Ninja Tune outs album leaker

By | Published on Tuesday 19 July 2011

Ninja Tune

I was saying just the other day that one of the big hurdles for Grooveshark, as it tries to convince us all that it is a legal digital music service, is that you frequently find unreleased albums in its library, tracks you won’t find on any legitimate digital platform because they haven’t been distributed yet. Which allows more comparisons between Grooveshark and the file-sharing networks, even if the former can and does block access to that content when a takedown notice is issued. Illustrating my point, I noted that Toddla T’s ‘Watch Me Dance’ was in there, despite not being released until next month.

But that’s not what this story is about, we’re here to discuss the actual initial leaking of that Toddla T album that enabled it to appear in Grooveshark. Clearly it was leaked by someone, and that someone, says the label releasing the album, Ninja Tune, was Benjamin Jager at Backspin magazine in Germany.

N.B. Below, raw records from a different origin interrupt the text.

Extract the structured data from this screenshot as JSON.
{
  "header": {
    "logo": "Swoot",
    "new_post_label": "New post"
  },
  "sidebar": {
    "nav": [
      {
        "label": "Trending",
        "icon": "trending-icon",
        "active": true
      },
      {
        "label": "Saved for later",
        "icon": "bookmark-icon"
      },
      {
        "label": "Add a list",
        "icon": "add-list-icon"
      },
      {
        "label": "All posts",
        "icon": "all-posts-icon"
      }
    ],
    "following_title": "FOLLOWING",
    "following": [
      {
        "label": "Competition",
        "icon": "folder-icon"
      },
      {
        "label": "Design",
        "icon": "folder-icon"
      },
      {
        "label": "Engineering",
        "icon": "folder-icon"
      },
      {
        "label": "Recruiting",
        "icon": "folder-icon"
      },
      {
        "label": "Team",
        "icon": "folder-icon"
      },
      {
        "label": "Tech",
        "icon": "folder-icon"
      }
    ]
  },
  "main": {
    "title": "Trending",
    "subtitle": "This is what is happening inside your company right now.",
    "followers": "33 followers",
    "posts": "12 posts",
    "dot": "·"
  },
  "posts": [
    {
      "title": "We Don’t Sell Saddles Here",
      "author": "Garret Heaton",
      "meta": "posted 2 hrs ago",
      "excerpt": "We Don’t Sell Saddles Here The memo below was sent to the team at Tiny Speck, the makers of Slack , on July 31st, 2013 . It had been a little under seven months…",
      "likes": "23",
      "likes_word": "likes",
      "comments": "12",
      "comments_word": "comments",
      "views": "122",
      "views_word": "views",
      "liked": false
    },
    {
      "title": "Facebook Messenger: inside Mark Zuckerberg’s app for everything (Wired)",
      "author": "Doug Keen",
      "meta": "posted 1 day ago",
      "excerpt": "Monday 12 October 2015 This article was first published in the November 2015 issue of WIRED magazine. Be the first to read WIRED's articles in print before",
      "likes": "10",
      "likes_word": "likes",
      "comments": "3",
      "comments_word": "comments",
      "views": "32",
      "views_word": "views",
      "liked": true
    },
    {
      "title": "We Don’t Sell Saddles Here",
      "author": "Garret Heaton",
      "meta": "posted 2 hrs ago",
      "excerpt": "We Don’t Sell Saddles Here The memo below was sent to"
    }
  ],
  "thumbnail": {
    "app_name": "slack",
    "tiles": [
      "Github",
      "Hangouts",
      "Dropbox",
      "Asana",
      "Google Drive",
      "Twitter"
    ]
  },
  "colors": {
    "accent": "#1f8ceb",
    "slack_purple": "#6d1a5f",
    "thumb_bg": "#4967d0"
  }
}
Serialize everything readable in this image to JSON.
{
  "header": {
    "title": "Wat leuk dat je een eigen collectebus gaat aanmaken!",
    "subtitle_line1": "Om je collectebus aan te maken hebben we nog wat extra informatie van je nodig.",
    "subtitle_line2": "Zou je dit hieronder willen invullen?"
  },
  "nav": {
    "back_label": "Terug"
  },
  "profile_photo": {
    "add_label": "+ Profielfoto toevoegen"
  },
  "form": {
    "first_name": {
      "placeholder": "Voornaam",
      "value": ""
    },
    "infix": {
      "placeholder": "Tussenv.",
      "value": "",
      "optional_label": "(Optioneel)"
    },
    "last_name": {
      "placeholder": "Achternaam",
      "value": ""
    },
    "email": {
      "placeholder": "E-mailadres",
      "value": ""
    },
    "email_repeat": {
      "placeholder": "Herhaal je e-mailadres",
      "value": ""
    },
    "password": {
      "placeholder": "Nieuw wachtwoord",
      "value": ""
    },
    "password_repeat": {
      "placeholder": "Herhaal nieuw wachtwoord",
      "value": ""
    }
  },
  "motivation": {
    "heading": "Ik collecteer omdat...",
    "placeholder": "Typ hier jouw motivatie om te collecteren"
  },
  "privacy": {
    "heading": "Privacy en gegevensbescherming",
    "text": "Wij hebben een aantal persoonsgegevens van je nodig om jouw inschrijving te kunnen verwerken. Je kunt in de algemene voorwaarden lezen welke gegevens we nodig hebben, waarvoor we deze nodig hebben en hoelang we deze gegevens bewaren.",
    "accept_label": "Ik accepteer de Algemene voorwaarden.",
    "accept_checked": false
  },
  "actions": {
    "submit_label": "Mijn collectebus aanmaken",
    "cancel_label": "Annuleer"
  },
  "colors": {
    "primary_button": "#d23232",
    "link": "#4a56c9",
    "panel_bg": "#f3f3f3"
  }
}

He wins the whole of the Backspin staff the chance to not receive any more Ninja Tune albums.

In a statement, the label said: “It was with considerable disappointment that we learnt in the last week that two records we have been working on have been leaked, despite the use of watermarked CDs. Toddla T’s ‘Watch Me Dance’ and Thundercat’s ‘The Golden Age of Apocalypse’ were both leaked from copies sent to the journalist Benjamin Jager at the offices of Backspin magazine in Germany”.

It continued: “The availability of these records online for free has meant a rush release of the digital version of Toddla’s record, which, after the years of work put in, will seriously affect the ability to make any kind of financial return from commercial release. No one at the magazine has yet taken responsibility for uploading these records to the internet, but until the situation is resolved, we will no longer be servicing Backspin with promo copies. It’s very hard for young, up and coming artists to make a living from their music. People uploading their music months before it is commercially available are not doing them any favours”.

It’s not the first time someone has outed a reviewer they believed to be behind an album leak. In 2009, Converge tweeted the name of a journalist they believed had leaked their ‘Axe To Fall’ album, urging fans to retweet the name to their own accounts.